For the past two years, Texas Aerial Robotics has worked out of empty classroom spaces in the aerospace engineering building. Because there is no lab on campus big enough, they test fly their drone on the top floor of a nearby parking garage.
“That wasn’t able to be used when there was any weather related issue, like if it was windy or raining, or even too sunny,” said Umer Salman, president of Texas Aerial Robotics. “Because we were only able to test our drone outdoors, it affected the way our sensors behaved.”
Last week, construction began on the Anna Hiss Gymnasium to house UT robotics programs. Currently, different robotics labs are located across engineering and natural sciences buildings, but they don’t have a centralized location, according to computer science professor Peter Stone.
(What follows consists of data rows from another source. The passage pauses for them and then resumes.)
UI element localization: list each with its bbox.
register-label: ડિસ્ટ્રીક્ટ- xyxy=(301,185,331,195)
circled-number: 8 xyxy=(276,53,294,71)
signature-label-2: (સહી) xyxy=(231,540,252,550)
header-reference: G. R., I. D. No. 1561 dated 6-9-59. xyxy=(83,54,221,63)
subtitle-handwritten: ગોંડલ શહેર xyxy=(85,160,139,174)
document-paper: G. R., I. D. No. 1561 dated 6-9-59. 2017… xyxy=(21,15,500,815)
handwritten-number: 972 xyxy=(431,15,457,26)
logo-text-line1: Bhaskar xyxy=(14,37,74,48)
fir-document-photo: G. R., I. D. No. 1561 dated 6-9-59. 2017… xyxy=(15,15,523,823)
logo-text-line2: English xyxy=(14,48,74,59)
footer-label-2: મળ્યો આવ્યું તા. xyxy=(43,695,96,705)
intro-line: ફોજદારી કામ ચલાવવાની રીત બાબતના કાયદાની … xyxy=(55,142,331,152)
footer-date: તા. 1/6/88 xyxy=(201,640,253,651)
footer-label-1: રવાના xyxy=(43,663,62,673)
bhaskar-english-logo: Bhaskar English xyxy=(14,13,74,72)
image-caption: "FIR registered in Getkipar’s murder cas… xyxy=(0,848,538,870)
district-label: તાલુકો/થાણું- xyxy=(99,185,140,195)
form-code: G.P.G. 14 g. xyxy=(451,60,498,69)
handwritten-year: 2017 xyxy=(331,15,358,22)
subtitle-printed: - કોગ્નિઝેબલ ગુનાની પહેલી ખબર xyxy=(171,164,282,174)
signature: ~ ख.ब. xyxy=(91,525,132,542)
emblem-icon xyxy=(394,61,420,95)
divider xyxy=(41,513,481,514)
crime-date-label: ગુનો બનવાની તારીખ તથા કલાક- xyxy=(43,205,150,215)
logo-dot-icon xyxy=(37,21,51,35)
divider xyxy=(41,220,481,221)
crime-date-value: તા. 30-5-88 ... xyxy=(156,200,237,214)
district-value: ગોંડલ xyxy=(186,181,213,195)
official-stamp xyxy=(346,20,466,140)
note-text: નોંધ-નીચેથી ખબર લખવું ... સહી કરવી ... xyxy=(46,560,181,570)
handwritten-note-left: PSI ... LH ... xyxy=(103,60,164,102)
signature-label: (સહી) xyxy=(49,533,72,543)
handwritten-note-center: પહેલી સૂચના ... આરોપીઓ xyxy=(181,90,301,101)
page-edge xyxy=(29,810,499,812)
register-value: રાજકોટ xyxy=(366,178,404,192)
“This will give us the space for large projects across departments,” Stone said. “Students from the different departments will have the space to sit together and interact with each other directly rather than just meeting at their different buildings.”
Anna Hiss Gym was built in 1930 as a recreation area, which included gym space and a natatorium, but has been underutilized for years, said Jill Stewart, associate director of Project Management and Construction Services.
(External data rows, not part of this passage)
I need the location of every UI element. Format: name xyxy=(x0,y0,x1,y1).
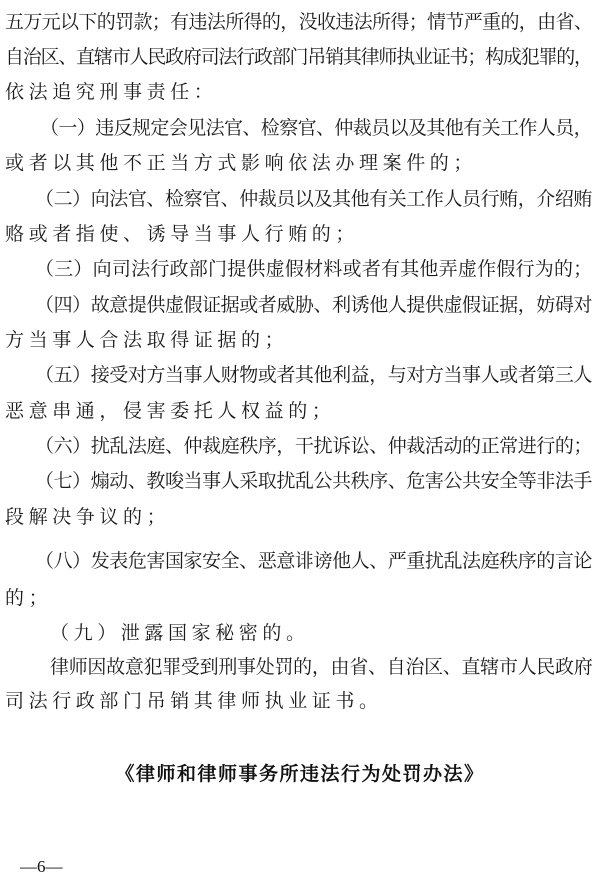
text-line: 司法行政部门吊销其律师执业证书。 xyxy=(5,688,383,714)
text-line: （五）接受对方当事人财物或者其他利益，与对方当事人或者第三人 xyxy=(35,362,592,388)
text-line: （一）违反规定会见法官、检察官、仲裁员以及其他有关工作人员， xyxy=(40,115,592,141)
text-line: （二）向法官、检察官、仲裁员以及其他有关工作人员行贿，介绍贿 xyxy=(35,186,592,212)
text-line: 方当事人合法取得证据的； xyxy=(5,327,288,353)
text-line: 依法追究刑事责任： xyxy=(5,79,217,105)
text-line: 五万元以下的罚款；有违法所得的，没收违法所得；情节严重的，由省、 xyxy=(5,9,592,35)
text-line: （九）泄露国家秘密的。 xyxy=(50,620,310,646)
text-line: （三）向司法行政部门提供虚假材料或者有其他弄虚作假行为的； xyxy=(35,256,592,282)
text-line: 自治区、直辖市人民政府司法行政部门吊销其律师执业证书；构成犯罪的， xyxy=(5,44,592,70)
text-line: （七）煽动、教唆当事人采取扰乱公共秩序、危害公共安全等非法手 xyxy=(35,468,592,494)
text-line: 赂或者指使、诱导当事人行贿的； xyxy=(5,221,359,247)
document-page: 五万元以下的罚款；有违法所得的，没收违法所得；情节严重的，由省、自治区、直辖市人… xyxy=(0,0,600,882)
text-line: （八）发表危害国家安全、恶意诽谤他人、严重扰乱法庭秩序的言论 xyxy=(35,548,592,574)
text-line: （六）扰乱法庭、仲裁庭秩序，干扰诉讼、仲裁活动的正常进行的； xyxy=(35,433,592,459)
document-title: 《律师和律师事务所违法行为处罚办法》 xyxy=(0,761,600,787)
text-line: 或者以其他不正当方式影响依法办理案件的； xyxy=(5,150,477,176)
text-line: 的； xyxy=(5,585,52,611)
page-number: —6— xyxy=(20,856,63,878)
text-line: （四）故意提供虚假证据或者威胁、利诱他人提供虚假证据，妨碍对 xyxy=(35,292,592,318)
text-line: 律师因故意犯罪受到刑事处罚的，由省、自治区、直辖市人民政府 xyxy=(50,654,592,680)
text-line: 段解决争议的； xyxy=(5,504,170,530)
text-line: 恶意串通，侵害委托人权益的； xyxy=(5,398,335,424)
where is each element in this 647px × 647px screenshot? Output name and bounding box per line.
“It’s an older building, so we are looking to give a more modern, contemporary use for it,” Stewart said. “We are kind of out of room on campus to create more space, so we are taking existing space and are able to renovate it so that it fits the needs of the program.”
Beginning stages of construction will include roof and window replacements, followed by interior renovations of the south side, which is set to open in early 2020. Because the gym is a historic building, not many changes will be made to the exterior, Stewart said.
“When dealing with historic buildings, we want to pay attention and do what we can to preserve the integrity of the building,” Stewart said. “Anna Hiss has been an important part of this campus for a long time.”
Robotics faculty members worked with architects to redesign the gym so that it reflects their current and future needs, Stone said.
“Our vision would be that it would be a very flexible and collaborative space, so there’s not a lot of permanent walls in the design,” Stone said. “As the research in robotics evolves and changes over the years and new faculty members are hired and new projects begin and end, the space will be reconfigured.”
Stone said another design objective was to let visitors view new robots projects while students are still conducting research.
“We will have a lot of glassed-in walls so that people can be in the hallways and see research that is happening without necessarily having to come in and ask for specific demos,” Stone said. “It will be an always-visible lab.”
Salman, an electrical engineering junior, said the space in the Anna Hiss Gym will give his organization much-needed indoor lab space with high ceilings to test their drone.
“We have been pushing for (the Anna Hiss Gym) to be a spot ever since … electrical engineering moved out of it when the new building was built,” Salman said. “It is perfect for what we need.”